Lions Mobilize to Shield Healthcare Workers

When the country went into lockdown due to COVID-19, DG Waldoylson da Silva Miranda’s manufacturing facility, which he owns with his wife, Tatianna Afio, came to a grinding halt. As Miranda hunkered down with the rest of the country to wait out the virus, he watched a steady stream of news coverage reporting a lack of safety equipment for healthcare workers and others on the frontline.

Miranda and his wife, Tatianna, deliver some of the protective equipment to healthcare providers and first-responders.

Then, PDG Roberto Komatsu, a doctor and fellow Lion, asked Miranda if he could print 3D frames for face shields at his facility. Miranda found that it took three hours to print a single ring on regular 3D printers. Miranda realized they could do better and decided to develop a manufacturing system at his facility that would enable them to produce 2,800 full face shields per day. “Our factory was paralyzed by the pandemic,” says Miranda, “So I decided to use our equipment, space, and few employees to start production.”

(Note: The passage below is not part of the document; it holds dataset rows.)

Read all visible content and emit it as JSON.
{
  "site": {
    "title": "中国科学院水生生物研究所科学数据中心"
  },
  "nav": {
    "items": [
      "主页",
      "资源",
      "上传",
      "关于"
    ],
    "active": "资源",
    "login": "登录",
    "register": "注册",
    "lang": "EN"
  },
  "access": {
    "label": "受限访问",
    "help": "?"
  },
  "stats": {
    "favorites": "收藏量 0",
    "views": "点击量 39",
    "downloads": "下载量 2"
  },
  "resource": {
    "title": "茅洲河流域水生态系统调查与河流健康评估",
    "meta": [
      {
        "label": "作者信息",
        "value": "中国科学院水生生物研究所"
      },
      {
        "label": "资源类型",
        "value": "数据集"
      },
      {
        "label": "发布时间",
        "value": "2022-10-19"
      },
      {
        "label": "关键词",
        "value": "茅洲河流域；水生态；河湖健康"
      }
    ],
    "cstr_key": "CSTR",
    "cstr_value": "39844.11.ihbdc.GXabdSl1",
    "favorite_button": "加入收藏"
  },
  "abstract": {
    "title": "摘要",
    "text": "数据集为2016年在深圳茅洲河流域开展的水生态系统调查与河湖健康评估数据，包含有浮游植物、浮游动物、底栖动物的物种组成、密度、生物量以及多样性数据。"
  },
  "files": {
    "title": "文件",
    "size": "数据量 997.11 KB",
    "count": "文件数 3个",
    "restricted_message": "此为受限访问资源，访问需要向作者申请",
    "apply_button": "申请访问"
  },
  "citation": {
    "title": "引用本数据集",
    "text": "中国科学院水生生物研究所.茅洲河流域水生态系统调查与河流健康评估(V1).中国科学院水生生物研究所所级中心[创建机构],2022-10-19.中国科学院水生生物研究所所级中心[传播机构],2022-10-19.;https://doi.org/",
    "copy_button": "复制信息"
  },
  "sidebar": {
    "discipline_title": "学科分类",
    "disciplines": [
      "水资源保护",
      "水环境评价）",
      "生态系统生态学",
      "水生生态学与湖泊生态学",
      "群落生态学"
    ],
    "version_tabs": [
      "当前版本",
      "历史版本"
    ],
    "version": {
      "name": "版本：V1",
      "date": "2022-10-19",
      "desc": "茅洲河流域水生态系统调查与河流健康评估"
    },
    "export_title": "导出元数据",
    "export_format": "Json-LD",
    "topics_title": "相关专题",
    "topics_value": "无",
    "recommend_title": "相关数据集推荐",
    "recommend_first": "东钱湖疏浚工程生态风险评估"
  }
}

He secured partners to help him build additional tools and cut acetate plates that fit in the frames to compose the face shield.

When he realized this was a way Lions could help, he put together a team and made a plan to mobilize his district.

Healthcare workers display their Lions face shields.

Lions Tatianna Afio Miranda (Miranda’s wife), Antonio Helio de Freitas e Silva, and Luiz Henrique Zein joined forces to put together the marketing campaign. They made a video explaining that many doctors and nurses were dying. “If we need to be hospitalized, who will take care of us?” they asked. The project was called “Face Shields Save Lives.”

Donations poured in. The team opened a bank account and applied for and received a grant of US$10,000 from LCIF.

Lion Claudio Rego provided cut acetate for the visors, and Lion Robson Perez Sacco donated 24,000 Lions-branded stickers for the face shields.

Their goal was to make and donate 50,000 face shields to help protect workers fighting COVID-19.

of São Paulo emergency response team stands proudly with their Lions face shields.
As of mid-May Lions had made and distributed more than 67,000 face shields to 65 hospitals, 39 health centers, 38 senior care facilities, and the city of São Paulo emergency response team (SAMU).

“The whole district cooperated,” says Miranda. He and his team made the face shields available to other districts as well. “This disease has no borders,” he says. “And neither do Lions.”

Clubs identified the needs of the hospitals in their areas, and the factory responded according to need. Clubs made the deliveries themselves, which led to a response from the local media. The project got coverage from radio stations, newspapers, and a national television program. Soon, orders were coming in from far away.

The clubs share photos on social media of the deliveries, which has helped to further spread news of the project. Now Lions are delivering face shields to senior facilities, emergency response teams, and neighborhood health centers. All the while, they take careful measures to follow all safety precautions to ensure everyone serves safely.

Man stands at machine making Lion face shields
João Carlos Ribeira, one of Miranda’s employees, works on the production of face shields in the facility he’s updated to focus strictly on making the protective equipment at 5 percent of current market cost.

Because the project has become so big, it’s helped to increase awareness about Lions in Brazil. “It automatically aroused curiosity in many people who did not know about the Lions movement,” says Miranda. “This is giving us the opportunity to establish relationships and bring in new members.”

With the cooperation of other districts, the team has upped their goal to 80,000 face shields, and Miranda’s facility now operates two molds, producing 3,600 pieces per day with capacity for more.

“The pandemic and its economic impact have created the type of situation that could lead to member loss,” says Miranda. “Providing meaningful service and a sense of group is a way to prevent that.”